O mais interessante da história é justamente o motivo do Ghost no nome. Samurais têm um código de honra muito restrito. Você sempre batalha seus inimigos com respeito, e dando a eles oportunidade de se defenderem. É um dos motivos, por exemplo, que eu gostava bem mais de Jiraya do que de He-Man quando era criança.
Quando o esqueleto raptava alguém, e pedia para o He-Man soltar as armas para que ele deixasse o raptado ir embora, o esqueleto nunca cumpria sua palavra. Nos tokusatsus eles SEMPRE cumpriam. E eu achava isso muito mais interessante. Honra é importante, é o que quero dizer.
SAMURAI OU NINJA?
Porém, Jin logo percebe que seu código samurai não vai dar conta da missão. Daí, ele passa a usar de furtividade e teatralidade (estilo Batman mesmo) para vencer e assustar os mongóis. No começo do jogo, quando ele ainda segue o código, eu achei refrescante eu poder invadir um acampamento entrando pela porta da frente, sem precisar planejar o ataque. Claro, você ainda pode jogar assim depois, mas quando o sistema de stealth passa a existir, parece desperdício não usá-lo. O conflito aberto acaba sendo para quando as coisas dão errado.
Tem até uma opção para entrar pela porta da frente e chamar os meliantes pro pau, o que gera um minigame chamado standoff em que você pode vencer de uma vez até cinco inimigos (dependendo da roupa que estiver usando e dos seus upgrades). Porém, se isso é perfeitamente válido no início do jogo, perto do final se torna extremamente difícil vencer esses duelos, a ponto de que eu simplesmente parei de tentar.
Particularmente, eu gostaria de ver Jin mais dividido antes de quebrar o código samurai. Ele aceita a situação muito rápido, já nas primeiras missões. Só me lembro de uma vez em que ele se recusou a atacar furtivamente, e isso foi na primeira missão. Considerando a importância que isso tem para a história e para o destino do herói, seria legal que houvesse um caminho mais desenvolvido antes de ele abrir mão da honra samurai.
Se a história não tem grandes surpresas, no entanto, ela traz um final simplesmente lindo, em todos os aspectos. A última missão, em especial. Não vou dar spoilers aqui, mas o visual, o contexto, o diálogo e as atuações na última missão me deixaram com um nó na garganta. E poucos jogos conseguem isso.
O FANTASMA DO MUNDO ABERTO
Ghost of Tsushima é o tipo de mundo aberto que eu gosto. Aqui você não precisa se preocupar com um milhão de armas e roupas. Até dá para trocar de roupas, mas elas têm funções específicas, como armaduras boas para stealth, para defesa, ataque, etc. Nada de estatísticas e loot.

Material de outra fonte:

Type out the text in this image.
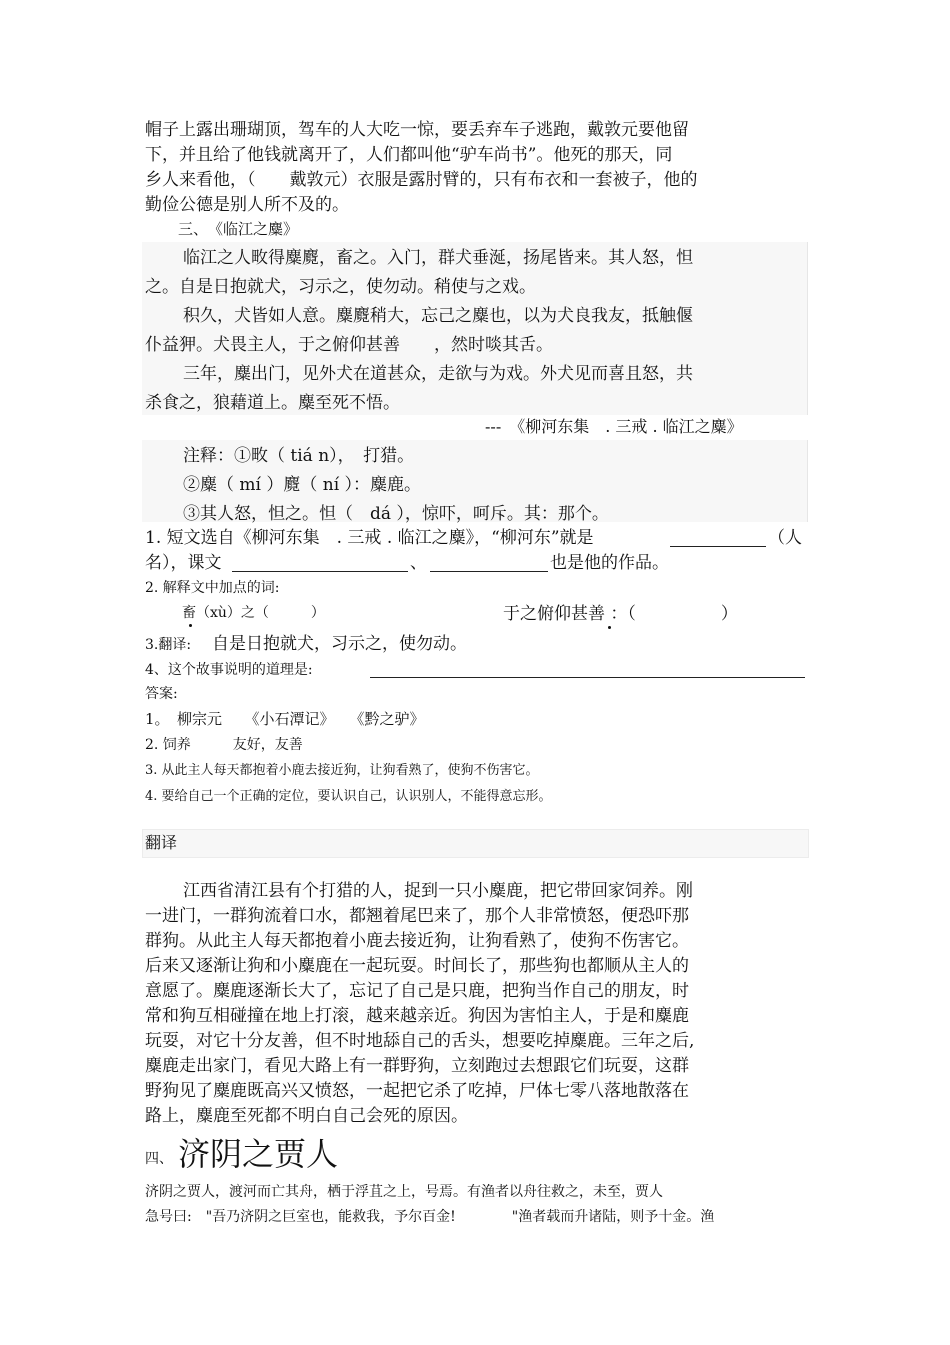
帽子上露出珊瑚顶，驾车的人大吃一惊，要丢弃车子逃跑，戴敦元要他留
下，并且给了他钱就离开了，人们都叫他“驴车尚书”。他死的那天，同
乡人来看他，（　　戴敦元）衣服是露肘臂的，只有布衣和一套被子，他的
勤俭公德是别人所不及的。
三、　《临江之麋》
临江之人畋得麋麑，畜之。入门，群犬垂涎，扬尾皆来。其人怒，怛
之。自是日抱就犬，习示之，使勿动。稍使与之戏。
积久，犬皆如人意。麋麑稍大，忘己之麋也，以为犬良我友，抵触偃
仆益狎。犬畏主人，于之俯仰甚善　　，然时啖其舌。
三年，麋出门，见外犬在道甚众，走欲与为戏。外犬见而喜且怒，共
杀食之，狼藉道上。麋至死不悟。
---　《柳河东集　. 三戒 . 临江之麋》
注释：①畋（ tiá n），　打猎。
②麋（ mí ）麑（ ní ）：麋鹿。
③其人怒，怛之。怛（　dá ），惊吓，呵斥。其：那个。
1. 短文选自《柳河东集　. 三戒 . 临江之麋》，“柳河东”就是	（人
名），课文	、	也是他的作品。
2. 解释文中加点的词:
畜（xù）之（　　　）	于之俯仰甚善 ：（　　　　　）
3.翻译: 自是日抱就犬，习示之，使勿动。
4、这个故事说明的道理是:
答案:
1。　柳宗元　　《小石潭记》　　《黔之驴》
2. 饲养　　　友好，友善
3. 从此主人每天都抱着小鹿去接近狗，让狗看熟了，使狗不伤害它。
4. 要给自己一个正确的定位，要认识自己，认识别人，不能得意忘形。
翻译
江西省清江县有个打猎的人，捉到一只小麋鹿，把它带回家饲养。刚
一进门，一群狗流着口水，都翘着尾巴来了，那个人非常愤怒，便恐吓那
群狗。从此主人每天都抱着小鹿去接近狗，让狗看熟了，使狗不伤害它。
后来又逐渐让狗和小麋鹿在一起玩耍。时间长了，那些狗也都顺从主人的
意愿了。麋鹿逐渐长大了，忘记了自己是只鹿，把狗当作自己的朋友，时
常和狗互相碰撞在地上打滚，越来越亲近。狗因为害怕主人，于是和麋鹿
玩耍，对它十分友善，但不时地舔自己的舌头，想要吃掉麋鹿。三年之后,
麋鹿走出家门，看见大路上有一群野狗，立刻跑过去想跟它们玩耍，这群
野狗见了麋鹿既高兴又愤怒，一起把它杀了吃掉，尸体七零八落地散落在
路上，麋鹿至死都不明白自己会死的原因。
四、 济阴之贾人
济阴之贾人，渡河而亡其舟，栖于浮苴之上，号焉。有渔者以舟往救之，未至，贾人
急号曰:　"吾乃济阴之巨室也，能救我，予尔百金!　　　　"渔者载而升诸陆，则予十金。渔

Porém, ele acaba se perdendo em meio à necessidade de encher de conteúdo, se preocupando mais com a quantidade do que com a qualidade. Ghost of Tsushima tem missões excelentes, um combate realmente especial e uma temática que muito me agrada.
Porém, ele tem também uma quantidade pornográfica de pontos de interrogação no mapa, e poucas delas levam para atividades que realmente valem ser feitas. E, se não fosse pelos upgrades, eu não as teria feito.
Assim, ele é um bom jogo de mundo aberto, com muitos predicados, mas também com bastante encheção de linguiça. Não chega a atingir o ápice de um Spider-Man dentro do gênero, mas está sem dúvida acima da média.